Пока Балабин вел машину из центра в заводской район, Каргин предавался воспоминаниям. Давным-давно, лет тридцать назад, когда семья их обреталась в гарнизоне под Хабаровском, отцов сослуживец дядя Паша (фамилию он по малолетству не запомнил) купил такой вот «москвич» или очень похожий, тоже голубой; купил, вытянув из шапки командира счастливую бумажку с крестиком, собрав три четверти суммы по всем гарнизонным приятелям-офицерам. А когда обкатал машину, залезла в нее ребятня – Минька, дяди-пашин сын, Ася с Верушкой, близняшки, маленький Лешка и еще пять или шесть душ – и повез их дядя Паша в тайгу, к какому-то озеру с теплыми ключами, и купались они там по посинения, и визгу было ровно столько, сколько счастья… Где они теперь, думал Каргин, где дядя Паша, и Минька, и те девчонки, которых мать родная путала? Где? Живы ли, довольны? Нашлась ли им доля в новой России, и какая? И где тот голубой «москвич» – сгнил ли на свалке или еще бегает, рычит с презрением на всякие «пежо», «фиаты» и «форды»?
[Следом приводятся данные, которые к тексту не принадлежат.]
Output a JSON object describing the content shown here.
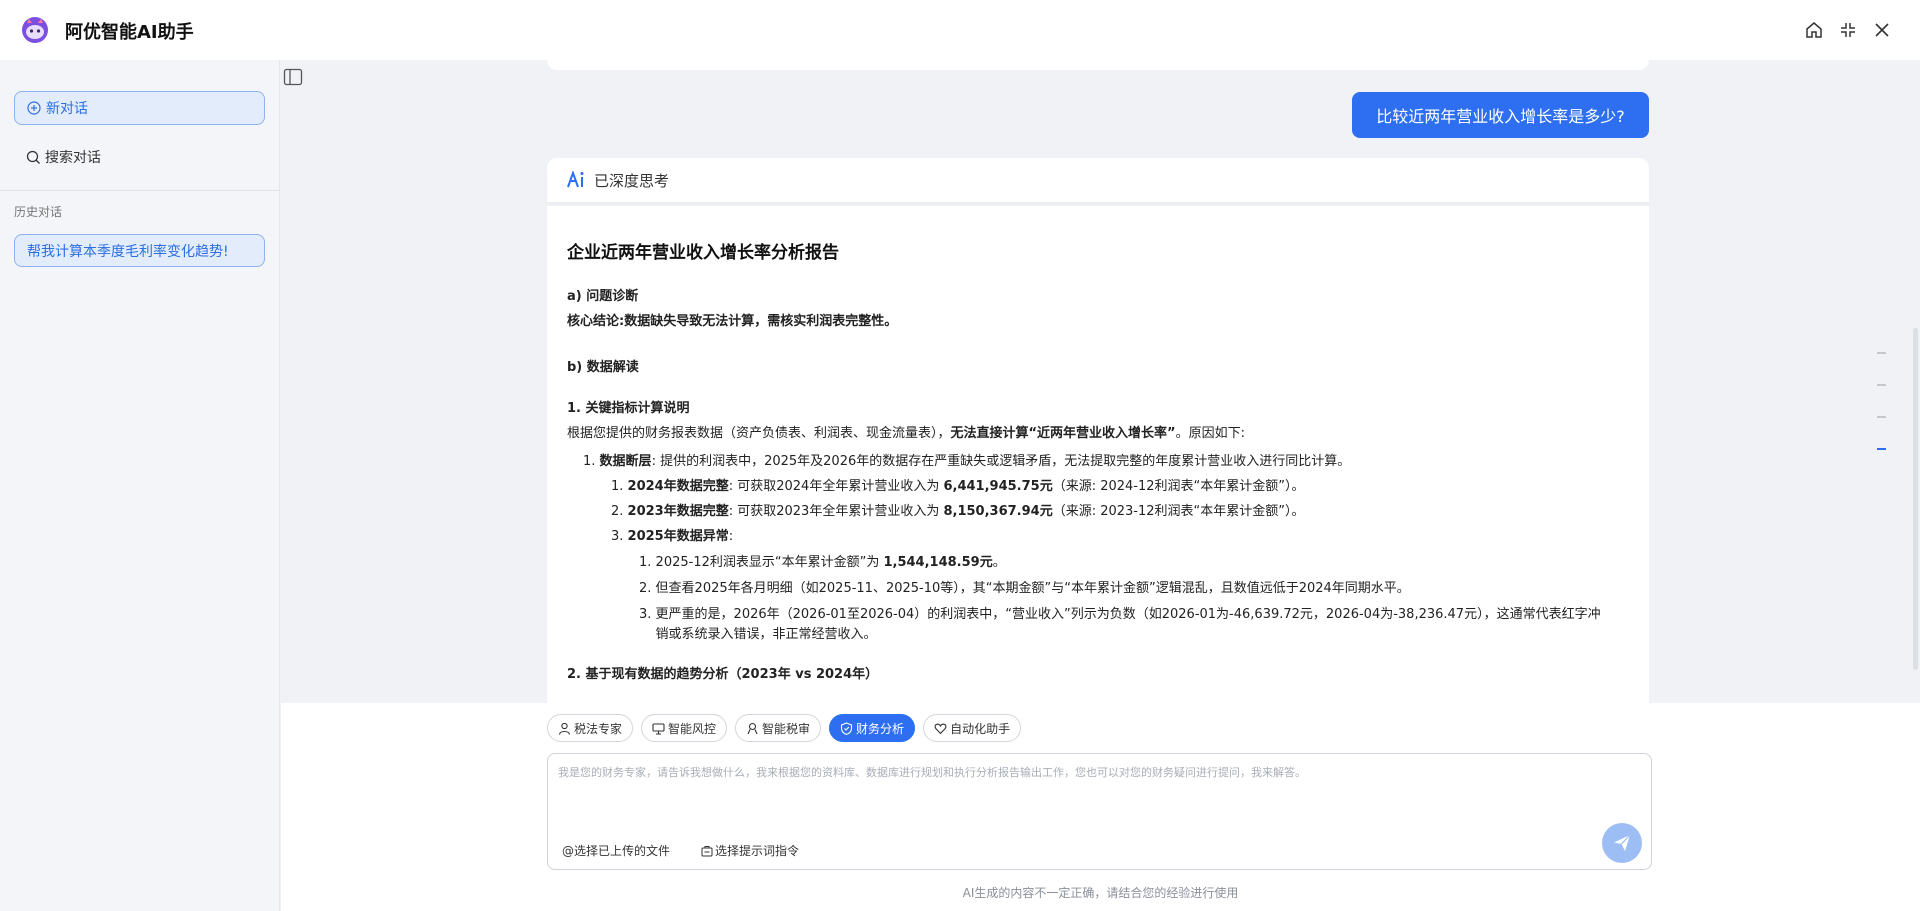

– Здесь остановимся, – услышал он голос Сергеева и очнулся. До площади с трехэтажным зданием заводского управления было метров двести или сто пятьдесят, и Каргин отлично видел большие фанерные щиты с президентским портретом и загадочной надписью на туранском, а за ними – стоявших на посту автоматчиков. Двери проходной были распахнуты, и из них потоком изливались труженики, распадаясь на более мелкие струйки – кто домой пешком, а кто к автобусной остановке. Иногда слышался требовательный автомобильный гудок, ворота рядом с проходной с протяжным скрипом раздвигались, пропуская машину – это, надо думать, разъезжалось начальство.

– В одну смену работают, – заметил Сергеев. – И народа немного для такого комплекса, человек восемьсот. Ну, все уже прошли-проехали… Скоро наш гусь появится.

– Узнаем с такого расстояния? – усомнился Каргин.

– Узнаем. Я все про него выведал: какая тачка, каким маршрутом едет к дому, и какого цвета занавески в спальне… Не пропустим!

За воротами загудело, и выехали сразу три машины, «хонда» и два «жигуленка», «восьмой» и «девяносто девятый». Каргин дернулся.

– Не наши, – успокоил Сергеев. – На «хонде» – паша директор Усманов, на «девяносто девятом» – ага директорский сынок, в папиных замах ходит, а на «восьмерке» – мелочь пузатая. Наш…

Ворота снова отворились, пропустив «тойоту» цвета кофе с молоком. Она отъехала метров на сорок, и тут же невесть откуда вынырнул «жигуль»-пикап и пристроился в арьергарде.

– Вот это наши клиенты, гусь со следопытами. – Подполковник, вытянув руку, похлопал Балабина по плечу. – Давай за ними, Василий. Только не спеша, не спеша… Суетиться нам ни к чему.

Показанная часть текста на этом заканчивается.